You want to switch from a variable to a fixed rate
Reverse mortgages can have a variable or fixed rate. If you suspect interest rates will soon go up, you might want to refinance in order to stabilize the interest rate on your loan.
You need to add your spouse
In some cases, non-borrowing spouses can be held liable for paying off their borrowing spouse’s reverse mortgage balance. This is possible when the borrowing spouse passes away or has to relocate to an assisted living facility for long-term care. As long as your spouse is living in the home, you can add them to the loan and relieve them of that responsibility.

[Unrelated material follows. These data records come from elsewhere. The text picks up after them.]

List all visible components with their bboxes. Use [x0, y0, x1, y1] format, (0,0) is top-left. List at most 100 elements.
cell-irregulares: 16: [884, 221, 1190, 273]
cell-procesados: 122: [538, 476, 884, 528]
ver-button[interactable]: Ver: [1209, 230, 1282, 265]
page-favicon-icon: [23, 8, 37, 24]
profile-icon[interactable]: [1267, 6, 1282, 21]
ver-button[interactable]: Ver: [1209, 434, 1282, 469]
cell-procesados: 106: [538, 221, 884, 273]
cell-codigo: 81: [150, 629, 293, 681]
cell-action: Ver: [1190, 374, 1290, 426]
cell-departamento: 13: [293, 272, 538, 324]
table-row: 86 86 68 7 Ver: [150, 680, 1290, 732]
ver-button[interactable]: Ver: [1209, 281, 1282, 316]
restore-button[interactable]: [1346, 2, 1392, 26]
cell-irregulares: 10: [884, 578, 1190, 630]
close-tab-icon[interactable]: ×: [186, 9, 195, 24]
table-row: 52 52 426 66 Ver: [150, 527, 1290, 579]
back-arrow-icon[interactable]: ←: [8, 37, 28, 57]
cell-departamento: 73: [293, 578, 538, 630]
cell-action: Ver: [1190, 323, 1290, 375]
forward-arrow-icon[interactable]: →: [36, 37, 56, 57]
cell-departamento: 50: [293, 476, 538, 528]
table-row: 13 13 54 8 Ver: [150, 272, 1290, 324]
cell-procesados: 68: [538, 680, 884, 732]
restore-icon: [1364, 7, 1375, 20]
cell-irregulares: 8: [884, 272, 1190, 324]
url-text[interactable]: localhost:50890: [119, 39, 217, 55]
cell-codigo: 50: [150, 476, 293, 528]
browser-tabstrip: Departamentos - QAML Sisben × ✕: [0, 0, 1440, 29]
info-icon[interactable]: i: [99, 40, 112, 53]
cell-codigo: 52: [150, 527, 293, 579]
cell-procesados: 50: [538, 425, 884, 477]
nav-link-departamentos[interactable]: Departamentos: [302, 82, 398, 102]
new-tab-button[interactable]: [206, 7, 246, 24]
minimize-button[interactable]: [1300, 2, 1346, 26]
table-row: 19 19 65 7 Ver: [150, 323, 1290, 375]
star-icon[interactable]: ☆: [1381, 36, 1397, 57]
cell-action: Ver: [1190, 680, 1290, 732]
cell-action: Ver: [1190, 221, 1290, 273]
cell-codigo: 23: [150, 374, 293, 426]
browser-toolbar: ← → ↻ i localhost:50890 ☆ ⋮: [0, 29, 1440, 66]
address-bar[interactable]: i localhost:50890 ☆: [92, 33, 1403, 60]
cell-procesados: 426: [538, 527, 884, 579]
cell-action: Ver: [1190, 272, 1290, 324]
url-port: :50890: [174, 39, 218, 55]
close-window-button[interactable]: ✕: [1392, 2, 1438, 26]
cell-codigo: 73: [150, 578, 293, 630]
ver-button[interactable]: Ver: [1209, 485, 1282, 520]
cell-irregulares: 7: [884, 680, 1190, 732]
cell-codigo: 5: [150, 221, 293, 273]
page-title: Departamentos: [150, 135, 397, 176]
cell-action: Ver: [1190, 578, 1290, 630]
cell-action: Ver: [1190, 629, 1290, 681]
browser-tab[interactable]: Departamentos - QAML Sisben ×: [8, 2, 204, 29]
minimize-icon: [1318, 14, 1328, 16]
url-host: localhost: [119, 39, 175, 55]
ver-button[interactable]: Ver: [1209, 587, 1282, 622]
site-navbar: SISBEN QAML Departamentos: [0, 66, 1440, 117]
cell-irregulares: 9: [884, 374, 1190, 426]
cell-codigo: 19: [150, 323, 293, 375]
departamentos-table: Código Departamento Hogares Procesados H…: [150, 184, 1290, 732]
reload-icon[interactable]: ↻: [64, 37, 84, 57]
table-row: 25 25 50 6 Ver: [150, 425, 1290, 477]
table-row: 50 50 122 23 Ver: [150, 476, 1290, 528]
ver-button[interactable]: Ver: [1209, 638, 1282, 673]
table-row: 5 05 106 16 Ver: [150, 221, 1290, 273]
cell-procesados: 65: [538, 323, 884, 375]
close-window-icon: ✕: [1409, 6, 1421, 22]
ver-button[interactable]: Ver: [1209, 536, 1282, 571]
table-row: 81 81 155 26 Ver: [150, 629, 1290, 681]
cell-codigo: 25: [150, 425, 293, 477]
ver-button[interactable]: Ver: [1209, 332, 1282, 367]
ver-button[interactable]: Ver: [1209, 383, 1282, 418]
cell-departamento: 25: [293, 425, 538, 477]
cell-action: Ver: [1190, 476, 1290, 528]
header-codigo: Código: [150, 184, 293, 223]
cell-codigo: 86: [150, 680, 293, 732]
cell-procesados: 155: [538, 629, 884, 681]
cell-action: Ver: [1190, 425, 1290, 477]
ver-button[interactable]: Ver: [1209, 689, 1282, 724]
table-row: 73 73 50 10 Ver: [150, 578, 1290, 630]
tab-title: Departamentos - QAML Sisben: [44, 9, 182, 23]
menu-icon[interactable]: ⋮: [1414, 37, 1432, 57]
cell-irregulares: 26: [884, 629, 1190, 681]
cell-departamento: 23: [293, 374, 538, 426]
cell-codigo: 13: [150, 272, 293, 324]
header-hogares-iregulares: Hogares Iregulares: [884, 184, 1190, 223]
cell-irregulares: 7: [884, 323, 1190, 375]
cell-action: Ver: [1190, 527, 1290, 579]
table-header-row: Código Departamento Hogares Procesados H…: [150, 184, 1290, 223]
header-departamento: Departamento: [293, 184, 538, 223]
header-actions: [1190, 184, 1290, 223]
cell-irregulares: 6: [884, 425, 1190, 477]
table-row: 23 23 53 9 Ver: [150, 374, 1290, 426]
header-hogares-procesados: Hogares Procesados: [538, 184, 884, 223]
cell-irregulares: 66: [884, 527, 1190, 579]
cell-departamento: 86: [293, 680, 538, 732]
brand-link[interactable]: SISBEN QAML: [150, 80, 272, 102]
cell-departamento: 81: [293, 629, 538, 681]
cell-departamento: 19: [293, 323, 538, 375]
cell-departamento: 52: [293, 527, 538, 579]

You want to go back to a conventional mortgage
If at any point you change your mind about having a reverse mortgage, you can refinance it back into a traditional loan. You may want to get rid of your reverse mortgage if your financial situation improves significantly or if your heirs decide they don’t want to sell the home after you pass away to cover the outstanding balance.
Alternatives to refinancing a reverse mortgage
If refinancing your reverse mortgage doesn’t fit your needs, there are other options to explore. Learn more about alternatives below.
Sell your home
In most cases, borrowers who take out a reverse mortgage are willing to let go of their homes after they’ve passed away. Depending on whether or not you want to downsize, you may be willing to let go of your home before then. Selling your home could provide you with enough money to meet your needs and eliminate the need to keep up with home-related expenses.
Request a payoff statement from your reverse mortgage lender to calculate what you currently owe on your reverse mortgage and how much you could make on your home sale. Be sure to factor in the cost of moving and commissions paid to your listing agent.
Modify repayment terms on your reverse mortgage
If your primary motivation for refinancing your reverse mortgage is to take advantage of one of the five adjustable-rate repayment plans, you should know you don’t need to refinance. All you need to do is talk to your mortgage service provider, fill out some paperwork, and pay a small fee to switch from one adjustable rate to another.
Consider a home equity investment (HEI)
Home equity investments allow you to tap into your home equity and receive a lump sum of cash in exchange for a share of your home’s future appreciation. You don’t take on additional debt, and there are no monthly payments. Instead, you repay your investment when you sell your home, refinance, or use another source of funds any time during a flexible 30-year term.
If you choose to leverage an HEI, your reverse mortgage will be paid off with the proceeds, and you can pocket the remaining cash.
Final thoughts on refinancing a reverse mortgage
Refinancing a reverse mortgage can be a strategic move to enhance financial stability and improve overall retirement planning. By securing a lower interest rate, accessing additional equity, or adjusting the loan terms to better suit your current needs, you can potentially increase your financial flexibility.
However, it's crucial to thoroughly evaluate your options, consider the associated fees, and consult a financial advisor to ensure that refinancing aligns with your long-term goals.